Thing is, a lot of these designs are much closer to deployment than they look - for example, the materials science of a low temperature molten salt reactor is entirely a solved problem - if you aim to run it at 4-500 degrees known and proven nuclear steels are just fine, and there is essentially no research left to do other than "Build a FOAK prototype towards commercial deployment". Which is a 4-5 billion euros project, and nobody in nuclear energy research has that kind of budget other than ITER. So instead you get 20 year research timelines where material engineers try to put together alloys that can hold up against neutron bombardment and operating temperatures of 900-1000 degrees. And stick those alloys into conventional research reactors and other esoterica aiming at building a technically sweet reactor.. in 30 years.  Because alloy research and computer simulations of theoretical high-temperature reactor designs can be done on a much smaller budget, you can demonstrate progress, publish and so on.

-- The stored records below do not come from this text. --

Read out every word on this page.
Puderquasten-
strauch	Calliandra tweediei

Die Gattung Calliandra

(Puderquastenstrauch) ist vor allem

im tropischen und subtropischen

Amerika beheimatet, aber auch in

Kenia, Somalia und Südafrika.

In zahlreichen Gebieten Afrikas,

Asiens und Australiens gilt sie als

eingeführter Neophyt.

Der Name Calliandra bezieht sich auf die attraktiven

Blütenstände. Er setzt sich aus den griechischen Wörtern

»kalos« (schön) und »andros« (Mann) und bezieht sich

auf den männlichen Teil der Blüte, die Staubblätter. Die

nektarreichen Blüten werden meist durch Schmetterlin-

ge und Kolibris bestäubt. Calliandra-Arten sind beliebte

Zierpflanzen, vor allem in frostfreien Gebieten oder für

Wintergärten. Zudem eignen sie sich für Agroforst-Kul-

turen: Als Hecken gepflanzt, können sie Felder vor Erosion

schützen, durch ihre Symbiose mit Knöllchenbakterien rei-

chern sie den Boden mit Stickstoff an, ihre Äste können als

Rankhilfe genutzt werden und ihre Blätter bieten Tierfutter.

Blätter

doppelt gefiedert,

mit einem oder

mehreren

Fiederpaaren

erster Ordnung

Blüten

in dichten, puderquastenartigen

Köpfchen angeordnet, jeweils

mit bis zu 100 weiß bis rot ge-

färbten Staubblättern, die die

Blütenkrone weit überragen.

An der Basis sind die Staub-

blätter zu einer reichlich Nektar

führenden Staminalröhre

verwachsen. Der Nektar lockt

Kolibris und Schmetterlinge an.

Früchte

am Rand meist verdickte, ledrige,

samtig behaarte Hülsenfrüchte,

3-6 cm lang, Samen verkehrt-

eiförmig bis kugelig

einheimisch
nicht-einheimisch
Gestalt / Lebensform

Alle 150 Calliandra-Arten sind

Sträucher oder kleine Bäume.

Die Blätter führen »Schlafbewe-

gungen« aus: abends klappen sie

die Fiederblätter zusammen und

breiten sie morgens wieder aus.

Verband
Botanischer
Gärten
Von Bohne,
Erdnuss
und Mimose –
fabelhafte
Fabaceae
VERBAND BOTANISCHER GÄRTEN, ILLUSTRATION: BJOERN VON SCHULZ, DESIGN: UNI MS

This doesnt mean that a fourth generation design couldnt be tested and deployed in < a decade. Because that could be done - it just means it would take a serious budget and political will enough to dictate that features that would be nice but are not essential for electricity production can take a hike, and that concrete is going to get poured and steel bent.
Which would probably meet quite considerable resistance from both black and green interest groups.

- as passively safe low waste reactor design which was honestly cheaper than coal would kill the entire economic rationale of coal, gas and green energy technologies stone dead.

The very high temperatures are intended for thermolysis of hydrogen. Not really a priority, because the hydrogen economy is certainly going to loose out to improved battery tech, and not really the brightest idea ever to begin with anyway. - you really want reactors who dedicate their entire primary energyout put to thermolysis of hydrogen on site? Because that can go boom.